Here’s yet another way our feral [sic] government is using the “War on Terror” to restrict our freedom.
On May 11, 2005, exploiting Americans’ fear of terrorism after 9/11, Congress and the Bush administration enacted the Real I.D. Act in the name of national security. (See “National ID card for every American“)
Real I.D. is an effective National ID card. All 50 constituent States in America are required to federalize their driver’s licenses by making them conform to national federal standards. Even non-drivers will be issued an ID card, thereby putting the lie to Real ID being just a driver’s license. That ID card contains all sorts of information on you which are entered into a national database and accessible and shared by the 50 state authorities.
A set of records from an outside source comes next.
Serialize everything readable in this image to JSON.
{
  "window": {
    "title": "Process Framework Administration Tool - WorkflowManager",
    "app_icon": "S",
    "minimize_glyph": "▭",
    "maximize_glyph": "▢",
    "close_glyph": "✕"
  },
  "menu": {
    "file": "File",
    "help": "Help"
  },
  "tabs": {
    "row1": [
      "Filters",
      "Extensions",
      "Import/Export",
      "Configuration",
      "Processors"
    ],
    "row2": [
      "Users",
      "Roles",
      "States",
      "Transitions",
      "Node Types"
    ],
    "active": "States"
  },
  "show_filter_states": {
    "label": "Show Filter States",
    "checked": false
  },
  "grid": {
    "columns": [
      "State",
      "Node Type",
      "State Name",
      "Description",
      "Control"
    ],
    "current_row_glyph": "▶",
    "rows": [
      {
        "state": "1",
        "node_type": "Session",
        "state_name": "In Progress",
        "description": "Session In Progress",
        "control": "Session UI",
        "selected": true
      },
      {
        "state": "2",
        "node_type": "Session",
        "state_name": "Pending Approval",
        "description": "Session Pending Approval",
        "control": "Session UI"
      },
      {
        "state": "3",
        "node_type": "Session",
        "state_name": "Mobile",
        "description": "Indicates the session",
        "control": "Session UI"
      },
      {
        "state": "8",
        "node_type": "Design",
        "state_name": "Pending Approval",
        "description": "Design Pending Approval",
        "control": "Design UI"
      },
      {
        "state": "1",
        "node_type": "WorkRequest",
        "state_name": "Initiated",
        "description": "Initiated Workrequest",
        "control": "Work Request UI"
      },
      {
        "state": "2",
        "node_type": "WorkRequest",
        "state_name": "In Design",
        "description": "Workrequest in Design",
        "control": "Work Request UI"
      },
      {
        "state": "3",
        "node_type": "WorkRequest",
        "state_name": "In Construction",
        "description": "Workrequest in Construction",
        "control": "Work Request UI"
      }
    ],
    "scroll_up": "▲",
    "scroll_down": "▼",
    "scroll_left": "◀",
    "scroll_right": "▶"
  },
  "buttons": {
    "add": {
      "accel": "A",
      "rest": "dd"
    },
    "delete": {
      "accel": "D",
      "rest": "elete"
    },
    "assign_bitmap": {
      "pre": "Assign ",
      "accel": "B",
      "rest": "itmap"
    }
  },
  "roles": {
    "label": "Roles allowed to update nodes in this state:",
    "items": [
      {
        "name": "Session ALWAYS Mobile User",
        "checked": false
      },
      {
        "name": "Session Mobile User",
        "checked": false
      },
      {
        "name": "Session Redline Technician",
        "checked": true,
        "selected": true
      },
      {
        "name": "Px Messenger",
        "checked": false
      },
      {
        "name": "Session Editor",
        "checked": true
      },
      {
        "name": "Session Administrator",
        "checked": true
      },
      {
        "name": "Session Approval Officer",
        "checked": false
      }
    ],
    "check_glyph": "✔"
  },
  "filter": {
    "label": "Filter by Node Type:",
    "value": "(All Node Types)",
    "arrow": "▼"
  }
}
The information includes:
- Information that’s on your driver’s license now: birthdate and address;
- Your Social Security number;
- Proof of citizenship or immigration status;
- Reportedly, biometric security features and RFID (radio-frequency identification) chips.
But if you live in New York, Wisconsin, Louisiana, Minnesota and New Hampshire, beginning January 1, 2016, that is in 3 months 12 days, you will need a passport to board a commercial airplane, even for domestic flights. All other states will still be able to use their state-issued driver’s licenses and IDs, at least for now.
John Vibes reports for AntiMedia, Sept. 18, 2015, that the Department of Homeland Security and U.S. Customs and Border Protection have declined to comment on why those 5 states have been singled out. Presumably, it is because those states’ driver’s licenses do not meet the Real ID requirements, although it is unclear just what those requirements actually are.
According to DHS’s guidelines on enforcement of the Real ID Act:
Secure driver’s licenses and identification documents are a vital component of our national security framework. The REAL ID Act, passed by Congress in 2005, enacted the 9/11 Commission’s recommendation that the Federal Government ‘set standards for the issuance of sources of identification, such as driver’s licenses.’ The Act established minimum security standards for license issuance and production and prohibits Federal agencies from accepting for certain purposes driver’s licenses and identification cards from states not meeting the Act’s minimum standards. The purposes covered by the Act are: accessing Federal facilities, entering nuclear power plants, and, no sooner than 2016, boarding federally regulated commercial aircraft.
The Real ID act has been controversial since its initial proposal over ten years ago and is seen by many as a massive violation of privacy. One of the primary reasons it has taken the government so long to roll this program out is because the program is wildly unpopular and creates heavy backlash every time it appears in the news.